Hay que admitir que Trump ha hecho un extraordinario trabajo en ese sentido. Es posible que el número de seguidores de Trump haya disminuido desde su llegada al poder, pero en absoluto se ha reducido su convicción, su resolución y su radicalidad. Más bien ha crecido. Con consignas y vulgaridades, Trump ha tocado la fibra emocional de muchos norteamericanos que se sienten liberados de las garras del malvado monstruo del Estado y solo leen y ven medios favorables que amplifican hasta el ridículo los méritos del presidente e ignoran cualquier crítica. Trump ha trasladado a una parte del país a una realidad paralela de la que será muy difícil que regrese. En esa realidad se desconoce, por supuesto, la profunda incompetencia de Trump. Lo más duro del reciente libro de Bob Woodward sobre el presidente no son las conspiraciones y traiciones que se desvelan a su alrededor, sino el retrato de un hombre profundamente ignorante —pese a su título en una universidad Ivy League—, pero además colérico, inseguro, mentiroso y vengativo, que cambia de opinión constantemente y no está regido por sus conocimientos sino por su instinto.

El presidente es un hombre ignorante, colérico, mentiroso y vengativo, que cambia de opinión constantemente

No es la incompetencia de Trump un problema menor. Frum recuerda que Montesquieu alertó de “la negligencia, los errores y la pereza en la defensa de la nación” como amenazas de los que una democracia debe protegerse cuidadosamente.

No estamos en el punto en el que pueda decirse que la democracia de EE UU está en peligro. Un sistema que ha sobrevivido sin un solo trauma durante más de 200 años y que todavía manifiesta más vitalidad que otros en Europa, no puede ser liquidado de la noche a la mañana por un personaje menor como, en el fondo, es Trump. El verdadero peligro de Trump no es él mismo. El mayor peligro es la dinámica de división, polarización, desprecio al sistema y a la inteligencia que Trump ha desatado.

No es descartable que Trump acabe con la tradición moderada del Partido Republicano e imponga su estilo a quien tenga que sucederle dentro de su partido.

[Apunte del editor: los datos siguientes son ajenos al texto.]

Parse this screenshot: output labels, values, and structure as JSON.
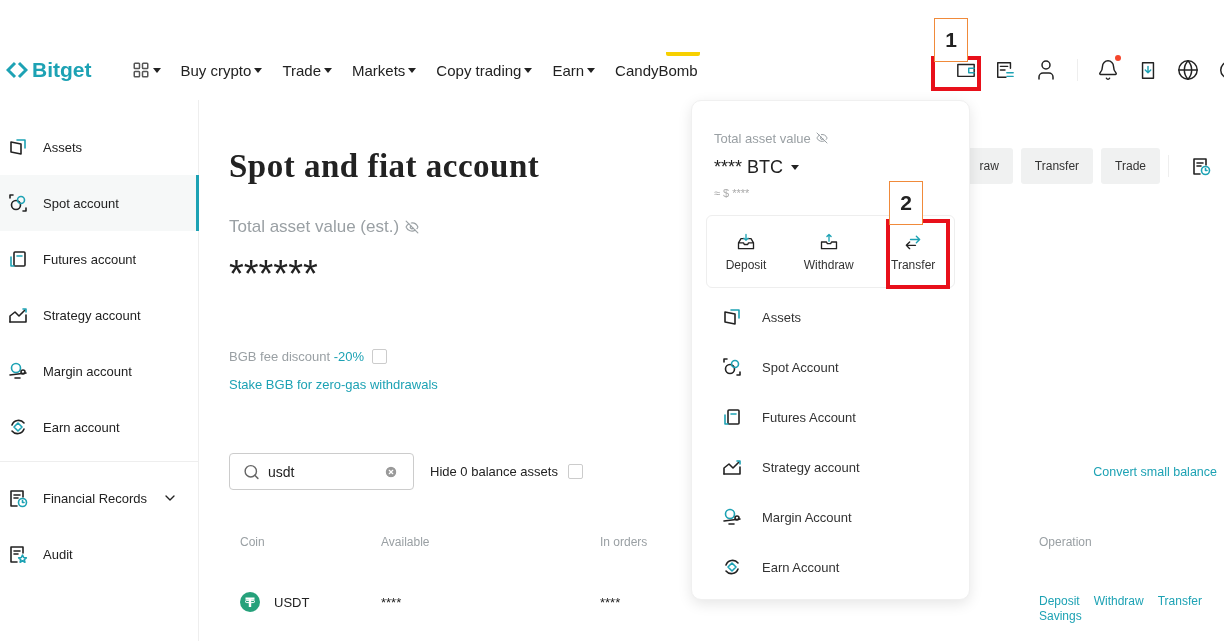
{
  "header": {
    "logo": "Bitget",
    "nav": [
      {
        "label": "Buy crypto"
      },
      {
        "label": "Trade"
      },
      {
        "label": "Markets"
      },
      {
        "label": "Copy trading"
      },
      {
        "label": "Earn"
      },
      {
        "label": "CandyBomb"
      }
    ],
    "notification_dot": true
  },
  "sidebar": {
    "items": [
      {
        "label": "Assets",
        "selected": false
      },
      {
        "label": "Spot account",
        "selected": true
      },
      {
        "label": "Futures account",
        "selected": false
      },
      {
        "label": "Strategy account",
        "selected": false
      },
      {
        "label": "Margin account",
        "selected": false
      },
      {
        "label": "Earn account",
        "selected": false
      }
    ],
    "footer_items": [
      {
        "label": "Financial Records",
        "expanded": false
      },
      {
        "label": "Audit"
      }
    ]
  },
  "main": {
    "title": "Spot and fiat account",
    "actions": [
      "raw",
      "Transfer",
      "Trade"
    ],
    "total_label": "Total asset value (est.)",
    "total_value": "******",
    "fee_label": "BGB fee discount ",
    "fee_value": "-20%",
    "fee_checked": false,
    "stake_link": "Stake BGB for zero-gas withdrawals",
    "search": {
      "value": "usdt"
    },
    "hide_zero": {
      "label": "Hide 0 balance assets",
      "checked": false
    },
    "convert_link": "Convert small balance",
    "table": {
      "columns": [
        "Coin",
        "Available",
        "In orders",
        "",
        "Operation"
      ],
      "rows": [
        {
          "coin": "USDT",
          "available": "****",
          "in_orders": "****",
          "operations": [
            "Deposit",
            "Withdraw",
            "Transfer",
            "Savings"
          ]
        }
      ]
    }
  },
  "popup": {
    "total_label": "Total asset value",
    "value": "**** BTC",
    "usd": "≈ $ ****",
    "actions": [
      "Deposit",
      "Withdraw",
      "Transfer"
    ],
    "items": [
      "Assets",
      "Spot Account",
      "Futures Account",
      "Strategy account",
      "Margin Account",
      "Earn Account"
    ]
  },
  "annotations": [
    {
      "label": "1"
    },
    {
      "label": "2"
    }
  ]
}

Tampoco es difícil que Trump alimente a otros posibles Trumps en el Partido Demócrata. De hecho, algo de ello se vislumbra.

Este país ha conocido antes tiempos difíciles y malos gobernantes —aunque admito que no me viene a la cabeza nadie que compita con Trump en esa categoría—, y la democracia siempre acabó imponiéndose. EE UU ha vivido el internamiento obligado de sus ciudadanos de origen japonés, la persecución política de la izquierda y la privación de derechos de las minorías raciales. Más recientemente, se cometieron crímenes horribles en nombre del Estado y de la guerra contra el terrorismo. De todo ello acabó reponiéndose. Lo que ahora se vive puede no parecer tan grave como esos episodios. Es diferente, más absurdo, más sorprendente, más desconocido y, quizá, más peligroso.